We did better with this power cut. After the previous one, we'd added the necessary UPS monitoring header and #define, so this time our servers seemed to shutdown before the last of the battery drained. So avoiding salvaging and fsck's.
Another disk failure, this time in one of the research SAN boxes. It went out of contract in December, and they are still deciding on whether to renew, or replace. In the meantime we've replaced the disk with one of our decommissioned 1TB spares.

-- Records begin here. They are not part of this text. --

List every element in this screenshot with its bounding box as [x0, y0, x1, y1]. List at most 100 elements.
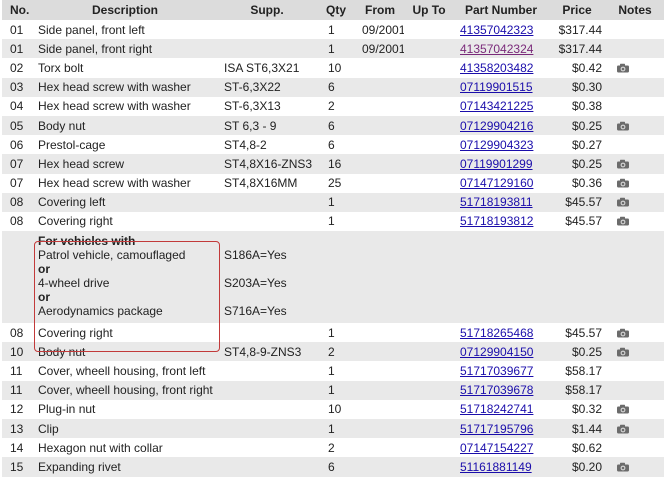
cell-description: Cover, wheell housing, front right — [32, 380, 218, 400]
cell-from — [356, 97, 404, 116]
cell-notes — [606, 361, 664, 380]
part-number-link[interactable]: 41358203482 — [460, 60, 534, 75]
part-number-link[interactable]: 07119901515 — [460, 80, 533, 95]
cell-notes — [606, 342, 664, 362]
part-number-link[interactable]: 41357042324 — [460, 41, 534, 56]
table-row: 08 Covering right 1 51718265468 $45.57 — [2, 323, 664, 342]
cell-from — [356, 174, 404, 193]
part-number-link[interactable]: 07147154227 — [460, 440, 534, 455]
part-number-link[interactable]: 07129904216 — [460, 118, 534, 133]
table-row: 07 Hex head screw with washer ST4,8X16MM 25… — [2, 174, 664, 193]
cell-qty: 10 — [328, 402, 342, 417]
cell-no: 01 — [2, 39, 32, 59]
camera-icon[interactable] — [616, 461, 630, 472]
condition-option: Patrol vehicle, camouflaged — [38, 248, 186, 263]
camera-icon[interactable] — [616, 346, 630, 357]
camera-icon[interactable] — [616, 215, 630, 226]
part-number-link[interactable]: 07147129160 — [460, 176, 534, 191]
cell-price: $0.32 — [571, 402, 602, 417]
cell-notes — [606, 77, 664, 97]
cell-price: $45.57 — [565, 214, 602, 229]
camera-icon[interactable] — [616, 196, 630, 207]
cell-supp — [218, 192, 316, 212]
cell-supp: ST4,8X16-ZNS3 — [218, 154, 316, 174]
part-number-link[interactable]: 51161881149 — [460, 459, 532, 474]
cell-price: $0.20 — [548, 457, 606, 477]
condition-code: S186A=Yes — [224, 248, 287, 263]
cell-description: Side panel, front right — [32, 39, 218, 59]
col-header-from: From — [356, 0, 404, 20]
camera-icon[interactable] — [616, 403, 630, 414]
part-number-link[interactable]: 51718265468 — [460, 325, 534, 340]
cell-up-to — [404, 342, 454, 362]
cell-qty: 1 — [316, 380, 356, 400]
camera-icon[interactable] — [616, 120, 630, 131]
cell-up-to — [404, 400, 454, 419]
cell-qty: 1 — [316, 192, 356, 212]
cell-part-number: 51717039677 — [454, 361, 548, 380]
cell-supp — [218, 457, 316, 477]
part-number-link[interactable]: 51717039677 — [460, 364, 534, 379]
cell-up-to — [404, 135, 454, 154]
cell-from — [356, 115, 404, 136]
part-number-link[interactable]: 51717039678 — [460, 383, 534, 398]
cell-description: Hex head screw — [32, 154, 218, 174]
col-header-qty: Qty — [316, 0, 356, 20]
cell-no: 15 — [2, 457, 32, 477]
cell-supp — [218, 323, 316, 342]
part-number-link[interactable]: 51717195796 — [460, 421, 534, 436]
cell-empty — [454, 231, 548, 324]
condition-or: or — [38, 290, 50, 305]
camera-icon[interactable] — [616, 158, 630, 169]
cell-price: $0.25 — [548, 115, 606, 136]
table-row: 03 Hex head screw with washer ST-6,3X22 6 07… — [2, 77, 664, 97]
camera-icon[interactable] — [616, 327, 630, 338]
cell-from — [356, 154, 404, 174]
part-number-link[interactable]: 51718242741 — [460, 402, 534, 417]
camera-icon[interactable] — [616, 62, 630, 73]
part-number-link[interactable]: 07129904323 — [460, 137, 534, 152]
cell-from — [356, 419, 404, 439]
cell-no: 08 — [10, 214, 24, 229]
cell-part-number: 07119901299 — [454, 154, 548, 174]
part-number-link[interactable]: 07119901299 — [460, 156, 533, 171]
cell-description: Covering left — [32, 192, 218, 212]
part-number-link[interactable]: 51718193811 — [460, 195, 533, 210]
cell-description: Body nut — [32, 342, 218, 362]
cell-qty: 1 — [328, 364, 335, 379]
condition-option: Aerodynamics package — [38, 304, 163, 319]
table-row: 12 Plug-in nut 10 51718242741 $0.32 — [2, 400, 664, 419]
camera-icon[interactable] — [616, 177, 630, 188]
cell-from — [356, 192, 404, 212]
cell-price: $58.17 — [548, 380, 606, 400]
cell-notes — [606, 97, 664, 116]
cell-supp — [218, 400, 316, 419]
camera-icon[interactable] — [616, 423, 630, 434]
parts-table: No. Description Supp. Qty From Up To Par… — [2, 0, 664, 477]
cell-description: Hex head screw with washer — [38, 176, 191, 191]
condition-title: For vehicles with — [38, 234, 136, 249]
cell-no: 05 — [2, 115, 32, 136]
cell-price: $45.57 — [548, 192, 606, 212]
cell-part-number: 07129904323 — [454, 135, 548, 154]
cell-supp — [218, 39, 316, 59]
cell-notes — [606, 212, 664, 231]
cell-price: $1.44 — [548, 419, 606, 439]
part-number-link[interactable]: 07143421225 — [460, 99, 534, 114]
col-header-notes: Notes — [606, 0, 664, 20]
cell-supp: ST-6,3X22 — [218, 77, 316, 97]
cell-description: Covering right — [38, 325, 113, 340]
cell-price: $317.44 — [558, 22, 602, 37]
cell-notes — [606, 174, 664, 193]
cell-description: Clip — [32, 419, 218, 439]
cell-from — [356, 135, 404, 154]
table-header-row: No. Description Supp. Qty From Up To Par… — [2, 0, 664, 20]
cell-up-to — [404, 457, 454, 477]
cell-no: 04 — [10, 99, 24, 114]
part-number-link[interactable]: 07129904150 — [460, 344, 534, 359]
part-number-link[interactable]: 41357042323 — [460, 22, 534, 37]
cell-empty — [356, 231, 404, 324]
cell-no — [2, 231, 32, 324]
part-number-link[interactable]: 51718193812 — [460, 214, 534, 229]
table-row: 13 Clip 1 51717195796 $1.44 — [2, 419, 664, 439]
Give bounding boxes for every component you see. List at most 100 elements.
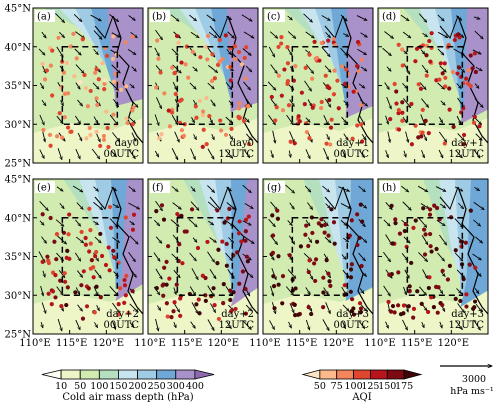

During the SL7 upgrades of servers, RW volumes were moved around so we could do the upgrades without affecting users. During that time the usual RW -> Offsite RO mappings, recorded on the wiki AFSPartitions page, got out of sync. This page is also used as source of info for the output of the server info pages on https://groups.inf.ed.ac.uk/cos/disk_script/servers.html.
All those mappings have now been fixed, and the wiki page, and hence the server info pages, are now correct again. So if support are looking for places to create group space, or move users, then these pages are now accurate.
We had an issue with the server huldra, which we thought would need a reboot to fix. Before rebooting, I like to make sure the serial console is working. This lead me to discover the reason for the problem (the messages on serial console), and so was able to fix the immediate need for a reboot.
However, as I'm sure has been mentioned before, and I know some of us have experienced similar problems, huldra's serial console is showing historical log information, at the time going back to Jan 18th. It's logging the error pretty much every second. eg
2017-01-25T05:49:34.430515+00:00 huldra kernel: blk_update_request: I/O error, dev sdap, sector 0sending any char to the console prints another 16 chars of logging info. Normally this isn't too bad, and pressing RETURN a few times empties the last of some buffer and you get the login: prompt. In this case about 1,296,000 seconds had passed between the error being introduced and being fixed, so about the same log messages. Each messages is about 97 chars, which needs 6 chars sent to display it (16 chars at a time). So I reckon I need to send about 7.7 million characters (RETURNS) to the serial console before I get my login prompt back!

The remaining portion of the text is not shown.